The headline of this post comes from an admonition that Samuel Johnson reportedly received from an old man at Oxford in 1763 who urged him, "Ply your book diligently now," before old age robbed him of his thirst for knowledge. Johnson, forever afraid of his natural indolence, took the urging to heart, making up a plan; here's how Peter Martin explains it in his thoughtful and well-written new Samuel Johnson: A Biography (2008):
On 21 November 1729, in an effort to get down to study, he made a self-disciplining table of how much reading he could get done in a week, month and year if he read ten pages per day: 60, 240, and 2880 respectively. To begin with a meagre ten pages per day may suggest just how indolent he thought he had become. He soon realized that ten pages per day would get him nowhere, so he tabulated what he could achieve based on 30, 50, 60, 150, 300, 400 and 600 per day, though he did not take the last four as far as computing annual totals, realising the stark fantasy in such an exercise. Sixty would yield 17,280 for a year, and apparently he thought that was as much as he could realistically read. Such computations would become almost chronic with him as he struggled to impose order on a sense of disorder, "as it fixed his attention steadily upon something without, and prevented his mind from preying upon itself." He even counted the number of lines to be read in The Aeneid and other works by Virgil, as well as in works by Euripides, Horace, Ovid, Theocritus and Juvenal.

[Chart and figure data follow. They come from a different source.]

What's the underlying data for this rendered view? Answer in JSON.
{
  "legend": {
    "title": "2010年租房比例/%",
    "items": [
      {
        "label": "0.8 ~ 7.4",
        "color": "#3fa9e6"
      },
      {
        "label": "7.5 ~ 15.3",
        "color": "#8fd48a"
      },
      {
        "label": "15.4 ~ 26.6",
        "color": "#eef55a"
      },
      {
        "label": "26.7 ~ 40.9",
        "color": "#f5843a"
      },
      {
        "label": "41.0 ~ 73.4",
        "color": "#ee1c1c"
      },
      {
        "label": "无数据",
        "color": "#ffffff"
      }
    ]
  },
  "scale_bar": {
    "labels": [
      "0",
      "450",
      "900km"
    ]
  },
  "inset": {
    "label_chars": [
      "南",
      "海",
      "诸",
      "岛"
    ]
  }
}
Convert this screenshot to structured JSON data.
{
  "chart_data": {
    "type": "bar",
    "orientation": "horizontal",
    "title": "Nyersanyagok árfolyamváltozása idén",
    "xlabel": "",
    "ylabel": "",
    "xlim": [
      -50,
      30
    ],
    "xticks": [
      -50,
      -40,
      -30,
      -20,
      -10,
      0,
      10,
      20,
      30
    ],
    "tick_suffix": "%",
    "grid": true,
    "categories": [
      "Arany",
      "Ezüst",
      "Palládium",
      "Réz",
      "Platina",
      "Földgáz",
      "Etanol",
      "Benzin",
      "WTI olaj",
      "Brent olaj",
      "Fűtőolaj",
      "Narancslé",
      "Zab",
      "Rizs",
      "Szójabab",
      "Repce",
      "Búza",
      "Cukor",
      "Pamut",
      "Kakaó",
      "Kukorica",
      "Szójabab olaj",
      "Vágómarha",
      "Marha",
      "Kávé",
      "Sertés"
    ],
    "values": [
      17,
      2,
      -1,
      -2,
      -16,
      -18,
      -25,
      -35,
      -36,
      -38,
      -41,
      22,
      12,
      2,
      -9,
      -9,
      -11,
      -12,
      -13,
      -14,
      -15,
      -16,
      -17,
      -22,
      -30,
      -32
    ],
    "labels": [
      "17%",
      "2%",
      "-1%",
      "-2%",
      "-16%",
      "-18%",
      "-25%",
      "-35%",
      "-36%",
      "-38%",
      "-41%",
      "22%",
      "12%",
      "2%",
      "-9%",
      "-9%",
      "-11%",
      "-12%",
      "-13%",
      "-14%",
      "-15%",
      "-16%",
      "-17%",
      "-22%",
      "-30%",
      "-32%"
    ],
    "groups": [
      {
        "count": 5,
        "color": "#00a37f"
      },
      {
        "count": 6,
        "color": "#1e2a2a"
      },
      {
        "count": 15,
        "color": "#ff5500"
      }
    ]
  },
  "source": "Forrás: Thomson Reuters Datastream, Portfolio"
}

I remember making calculations of that sort when I was a teenage boy who loved math and ordered systems; the tendency reappears now and then in my adult life, usually when I'm contemplating a seemingly insurmountable stack of pages requiring careful proofreading. For the most part, though, I'm satisfied these days with making some progress on one or two of the several books I'm always lugging with me on my commute, numbers and plans be damned.

Given my recent preoccupation with the copious quantities of unread matter lining the walls (and, let's be frank piled on the floor) of my house, it probably won't surprise you that I was struck by Johnson's approach to the problem. More troubling, however, for the bibliophile surrounded by books, is this account later in the biography of the fate of Edward Harley, the cataloging of whose vast library Johnson took on as paid work in his pre-Rambler, pre-Dictionary years:
Harley, friend of Pope and son of Robert Harley the Tory Lord Treasurer in the reign of Queen Anne, was owner of the great estate of Wimpole Hall in Cambridgeshire. He owned a vast collection of books, manuscripts, and tracts that he housed at Wimpole Hall, his house in Dover Street, and his magnificent mansion in Cavendish Square. The size of the collection included some fifty thousand books and seven thousand volumes of manuscripts, not to mention coins, engravings, Greek and Roman antiquities, and more than five hundred paintings.
That doesn't sound bad, does it? So what's the problem, you ask? Why does this book blogger, who mere months ago broke down and bought all-new bookcases, feel a chill wind sweep over him on reading about Harley? Because Martin goes on to explain:
His need to build elegant places to house them eventually brought on severe financial worries that may have hastened his death.
If you need me, I'll be over here, culling my shelves for donations to the Chicago Public Library.